The journey continues among the Pavilions, where Ruth Patir’s courageous and admirable non-opening has given a signal of response to the cultural haemorrhage of recent years, to the reactionary involution of Netanyahu government. On the other hand, the nineteenth-century colonial powers, above all England, France and the Netherlands, are looking for new paths to promote the cultures they colonized and despised in the past because they realized they needed to learn from them in order not to fall into cultural identity entropies. Italy ignores the need for this openness and awareness of collective responsibilities in the colonial past as shown by the National Pavilion at Arsenale. The art system does not indicate the way and takes refuge in a timeless lyrical meditation. The only exception is the precious documentary work Anatomy of a Friendship by Alessandra Ferrini which looms in an underpass of the Central Pavilion, representing the resistance fighter Omar al-Mukhtar executed by Italian forces after a heroic resistance to the invader. Russia, at the centre of the choreography of alliances of the global south, hosts the elegant exhibition of plurinational Bolivia. The idea of overcoming the concept of nation, strengthens its weight by multiplying its format, and hopes we will be able to overcome ‘the upheavals produced by colonialism through the understanding of history and the wise use of the lessons it gives’. A hope that in the contemporary decolonial intellectual tradition is valid for others but not for oneself, being host of an imperial power currently engaged in a bloody expansionist war in Ukraine.

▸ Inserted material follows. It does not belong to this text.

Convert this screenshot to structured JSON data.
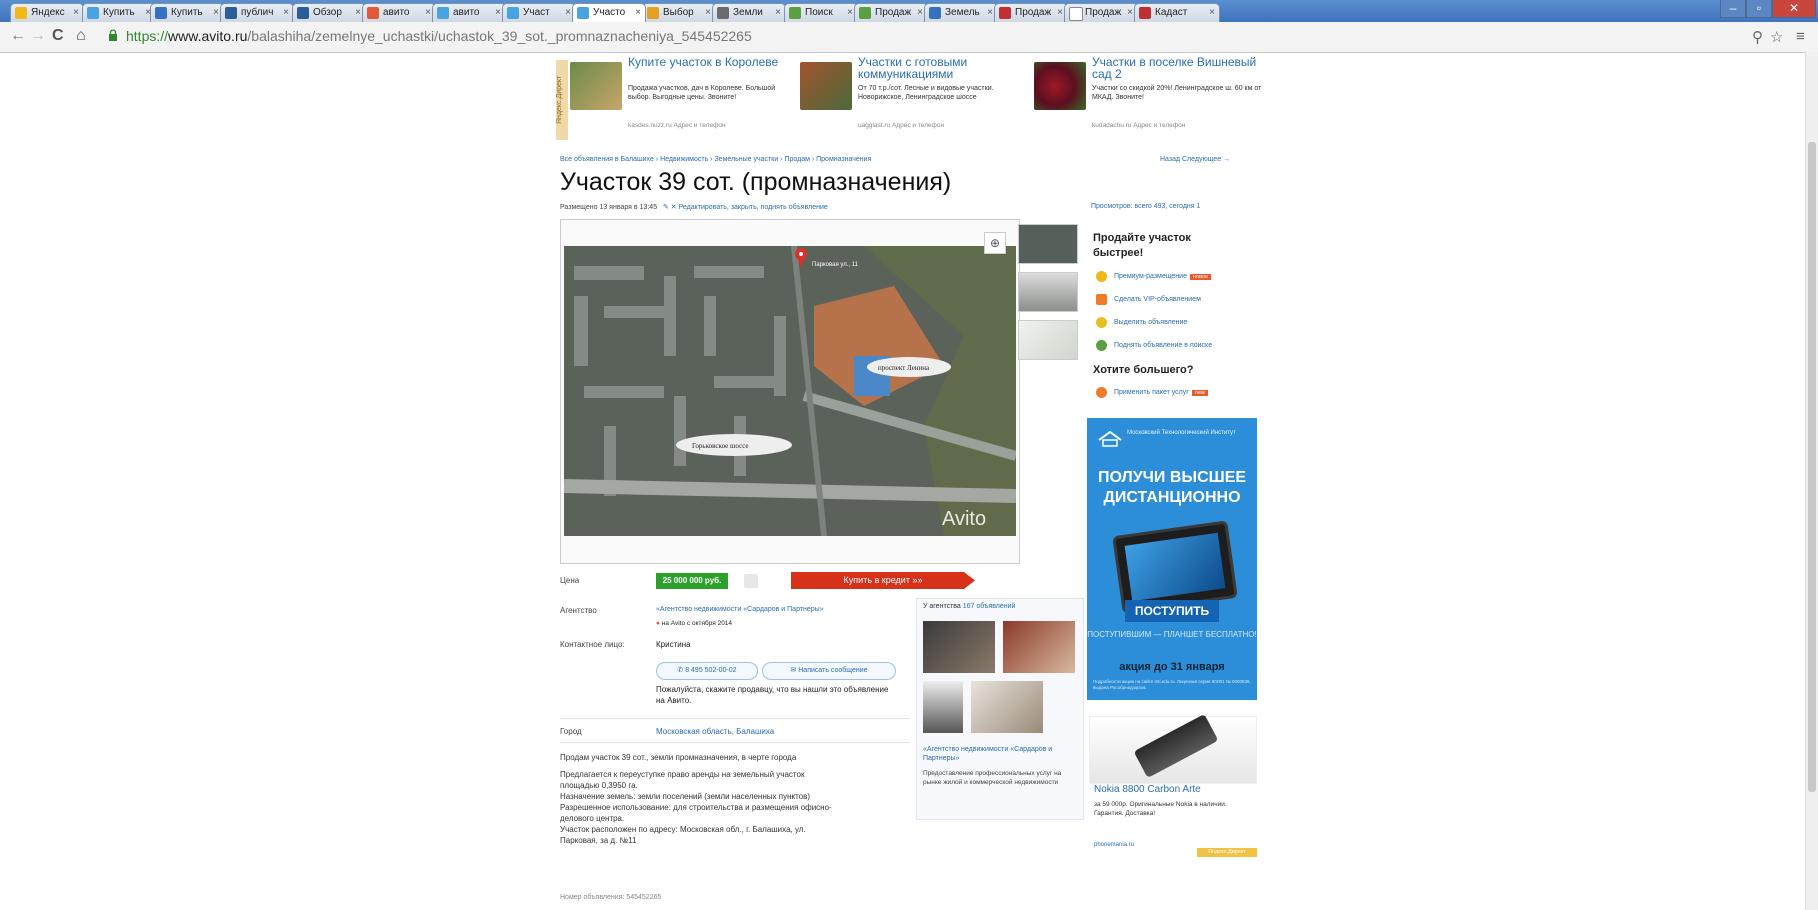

Having come across again Denić’s Exposition Coloniale I hated so much at the beginning of my visit and taking advantage of the absence of people, I begin to walk through its small rooms smelling of mold and I am suddenly attracted by the colors faded up by time and the magic of the Juke Box that plays the music Europa interpreted by Boki Milosević, interrupted by the regular ringing of the nearby telephone booth. Suddenly I am captured by a siren song, an enchanting melody that I used to listen to as a child when I wasn’t able to understand its text yet.
I’d like to buy the world
a Coke
and keep it company
…
That’s the real thing
What the world wants today
…
a Coke
In art and propaganda, making is more important than intentions, and the masterpiece has an irresistible symbolic power that manages to overwhelm reality. It is so seductive, enveloping and dangerous that we can’t feel indifferent towards it, that’s the reason why it is so dear to power and so essential to politics.